Balkonu, üzerine incir ağacı sarkan şadırvanı, cami avlusunu ve hepsinin üzerinde öterek uçan öğleden sonra kırlangıçlarını hatırladım.

"Anneannem bazen anlatırdı. Ama çok ısrar ettiğimde. Ve çok isteksizce. Sana anlatırlar mıydı?"

"Evet."

"Haydi bana bir tane anlat."

"Ülkenin birinde Bimbilik adında bir çocuk yaşarmış. Bir gün Bimbilik'in ülkesine bir dev gelmiş. Açgözlü, obur mu obur ve çok kötü kokan bir dev. Dev geceleyin uyuyan çocukları yiyerek besleniyormuş. Bimbilik bu, deve akşam yemeği olur mu hiç! Geceleri uyumamaya başlamış! Sabaha kadar gözünü kırpmıyormuş. Dev her gece Bimbilik'in odasına giriyor ve soruyormuş: Kim uyuuur, kim uyumaz? Bimbilik de cevap veriyormuş: Herkes uyuuur, Bimbilik uyumaz."

"Sonra ne olmuş?" diye sordum.

"Unuttum." 

"Buna benzer bir hikâye bende de var" dedim. "Bir cin varmış. Ormanlar içinde dolaşırmış. Karşısına biri çıkıp sen kimsin diye sorduğunda, 'Ne et yerim ne de ot, benim adım Tom Tit Tot' diye cevap verirmiş."

"Sonra?"

"Ben de gerisini hatırlamıyorum.

Ne gerisini, ne öncesini. Çocukken okumuştum bu hikâyeyi.

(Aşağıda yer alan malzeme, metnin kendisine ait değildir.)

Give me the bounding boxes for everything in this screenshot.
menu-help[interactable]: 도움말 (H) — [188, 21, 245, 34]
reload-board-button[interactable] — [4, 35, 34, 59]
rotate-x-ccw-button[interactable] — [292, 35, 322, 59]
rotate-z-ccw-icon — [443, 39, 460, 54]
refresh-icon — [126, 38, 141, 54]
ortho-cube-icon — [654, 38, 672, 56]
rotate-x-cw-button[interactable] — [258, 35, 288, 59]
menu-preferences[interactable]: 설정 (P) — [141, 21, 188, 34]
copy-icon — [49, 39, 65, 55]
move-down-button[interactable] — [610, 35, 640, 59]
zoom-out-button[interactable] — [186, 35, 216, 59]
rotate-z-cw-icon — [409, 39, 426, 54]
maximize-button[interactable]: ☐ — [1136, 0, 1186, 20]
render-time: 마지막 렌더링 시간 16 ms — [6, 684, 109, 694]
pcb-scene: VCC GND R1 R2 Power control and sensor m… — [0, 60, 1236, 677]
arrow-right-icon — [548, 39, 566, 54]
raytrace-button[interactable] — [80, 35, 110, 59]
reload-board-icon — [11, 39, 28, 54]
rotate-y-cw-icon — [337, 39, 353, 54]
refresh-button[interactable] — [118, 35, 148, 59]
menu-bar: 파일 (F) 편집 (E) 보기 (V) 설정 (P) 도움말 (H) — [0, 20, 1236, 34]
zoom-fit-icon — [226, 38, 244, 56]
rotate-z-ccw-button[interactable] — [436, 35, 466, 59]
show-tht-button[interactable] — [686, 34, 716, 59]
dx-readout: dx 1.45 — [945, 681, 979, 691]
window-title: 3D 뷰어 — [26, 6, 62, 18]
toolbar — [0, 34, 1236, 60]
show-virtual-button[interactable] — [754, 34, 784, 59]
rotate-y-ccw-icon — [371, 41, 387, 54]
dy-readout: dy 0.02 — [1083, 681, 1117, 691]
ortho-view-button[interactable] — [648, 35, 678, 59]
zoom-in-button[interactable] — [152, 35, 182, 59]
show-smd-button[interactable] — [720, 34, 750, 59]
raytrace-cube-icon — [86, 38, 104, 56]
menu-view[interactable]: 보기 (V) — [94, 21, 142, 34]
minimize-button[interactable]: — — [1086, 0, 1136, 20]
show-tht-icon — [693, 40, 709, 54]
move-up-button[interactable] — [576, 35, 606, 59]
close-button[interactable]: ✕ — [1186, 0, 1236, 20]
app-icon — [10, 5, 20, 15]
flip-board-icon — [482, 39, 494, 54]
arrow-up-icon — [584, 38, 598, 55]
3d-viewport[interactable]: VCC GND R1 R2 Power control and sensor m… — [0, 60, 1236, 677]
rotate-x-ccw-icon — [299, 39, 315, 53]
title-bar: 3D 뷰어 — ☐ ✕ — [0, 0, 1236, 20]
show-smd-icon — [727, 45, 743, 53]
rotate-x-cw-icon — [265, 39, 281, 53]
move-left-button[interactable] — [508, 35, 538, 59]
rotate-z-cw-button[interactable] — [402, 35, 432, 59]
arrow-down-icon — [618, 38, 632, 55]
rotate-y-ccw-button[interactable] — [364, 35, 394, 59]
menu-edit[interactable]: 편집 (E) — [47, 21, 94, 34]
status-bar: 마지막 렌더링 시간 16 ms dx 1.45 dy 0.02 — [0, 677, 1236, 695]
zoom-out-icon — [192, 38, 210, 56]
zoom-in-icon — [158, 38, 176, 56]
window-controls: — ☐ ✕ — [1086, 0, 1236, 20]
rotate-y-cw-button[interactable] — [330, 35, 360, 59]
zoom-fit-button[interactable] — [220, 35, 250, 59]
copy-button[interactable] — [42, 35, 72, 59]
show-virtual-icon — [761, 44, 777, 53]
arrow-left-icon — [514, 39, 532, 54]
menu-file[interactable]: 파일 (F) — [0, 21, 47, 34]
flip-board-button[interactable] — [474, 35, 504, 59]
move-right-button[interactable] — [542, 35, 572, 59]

Okuma yazma öğrendikten sonra okuduğum ilk kitap bile olabilir."

Bazı günler mükemmeldir. Dün ile yarın yok olur. Yağmur diner, trafik mucizevi bir şekilde açıktır. Deniz kenarında yürürken hava ne sıcak ne soğuk. Lokanta tenha, garsonlar nazik ve güler yüzlüdür. Rakının lezzeti bir başkadır. Taptaze kalamar ve patlıcan salatası, lüfer ve palamut, ayva tatlısı ve dondurmalı sıcak irmik helvası, az şekerli kahve. Hiç kimsenin gözü üzerinizde değildir. Mutlusunuz. Devamlı gülümsersiniz. Bu saatleri yaşadığınız için kendinizi şanslı hissedersiniz.

Bugün öyle bir gün.

Susuyoruz. Odaya sesler doluyor. Mutfakta bir şeyler deviren kedi... İki kat aşağıdaki lokantanın müziği... Sokaktan geçen arabalar... Yağmur... Ambulans sireni...

Ve düşünceler... Birdenbire üzeri maymun dolu bir ağaca dönüşen bir akıl...

"Masalın sonunda Bimbilik muhakkak kötü devi öldürür," diyorum. 

"Nereden biliyorsun?"

"Bilmiyorum. Ama hep böyle olur. Kötü devler hiçbir zaman kazanmaz. Hikâyelerde..."

Soruyor: "Peki ya gerçek hayatta? Gerçek hayatta da kazanır mı Bimbilikler? Yoksa gerçek hayatta kötü devlerin egemenliği mi vardır?"

"Gerçek hayatın canı cehenneme," diyorum ve gözlerimi kapatıyorum. "Dev gelirse beni uyandır. Ya da sen de uyu, yiyecekse ikimizi birden yesin."